In the end, it had been an opportunity he couldn’t pass up. His partners had no idea how big a risk he was taking. For the first time, he’d been less than completely open with them regarding the details, assuring them he was on top of things as they both had their hands full with other matters. He only hoped they, not to mention his client, wouldn’t be the ones ultimately paying the price. Whatever the case, it was too late now. He was committed. And he was here. He’d have to find some way to deal with Felicity Jane, along with whoever else popped up, and see that the job got done, with him walking away the victor.

“So,” she went on, drawing lazy patterns on his thigh with her toes. “If you know who you’re up against, why aren’t you off continuing the chase rather than sitting here, chatting with me? I’ve got nothing left to offer you, I’m afraid.”

Finn abruptly clamped down on her ankles, trapping her there, keeping her toes pressed hard against his thigh. Their gazes locked, and he was gratified to see the knowledge dawn in her eyes that perhaps she was playing with fire here. The problem was she didn’t appear any more put off by the idea than he was.

He slowly drew her down the bed, until her arms were stretched over her head. The shackles locking her wrists to the wrought-iron headboard kept her in place as he smoothly rolled to straddle her thighs, releasing her legs only when the weight of his body replaced his hands in pinning her down.

She didn’t fight him, or look remotely alarmed. If anything, she looked…excited.
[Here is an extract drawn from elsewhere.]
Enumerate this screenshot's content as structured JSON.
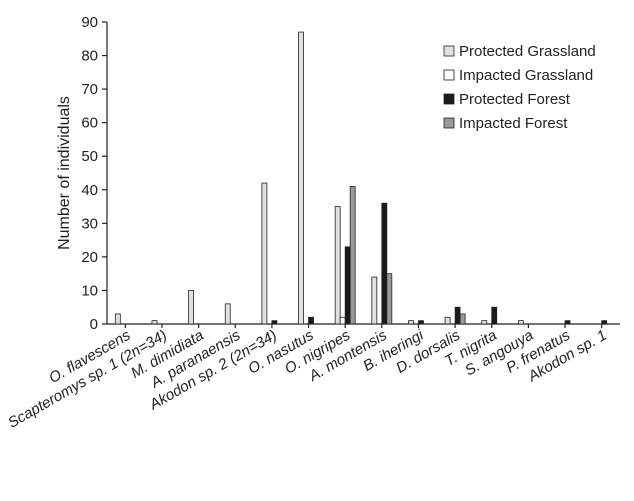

He levered his body over hers, tracing his hands up along her arms, over the wrist shackles, until he could weave his fingers through hers. She arched up into him, causing him to swallow a groan of satisfaction as the rigid length of him came into contact with the softest part of her. He managed to find the strength to resist the urge—like a primal directive—to drill his hips into hers.

Instead, he brought his mouth within a whisper of her lips. “I would never say you have nothing to offer.”

Her lips parted, and she moved sinuously beneath him, torturing them both. “Who said I was offering anything? You have me at quite the disadvantage.”

He released one of her hands and slid his hand to his belt. Two quick flicks of a lethal-looking little penknife later, she was free. He tossed his knife on the nightstand and immediately trapped her hands to the bed, once again weaving his fingers through hers. She didn’t take the forced intimacy passively, but curled her fingers to hold his hands just as tightly. Their gazes were once again locked. Fused, almost, it seemed. He wouldn’t have been remotely surprised to see steam fill the room, just from the look they were sharing.

“And now?” he asked.

She used the sides of his shoes to loosen the tie binding her ankles, then slipped her feet from the silk noose. An instant later, she was digging her toes into the backs of his calves as she wound her legs around his, tightening the pressure of his hips against hers.

She moved beneath him, and, this time, he was helpless not to move in response. Less than forty-eight hours on the job and he was jeopardizing everything. She was right. He had no business here, certainly none with her. And he didn’t give a flat damn. He’d waited two years for this. For her. Or maybe he’d waited his entire life.

“Now,” she said, gasping herself as he pushed against her, “now I want to know what you have to offer me.”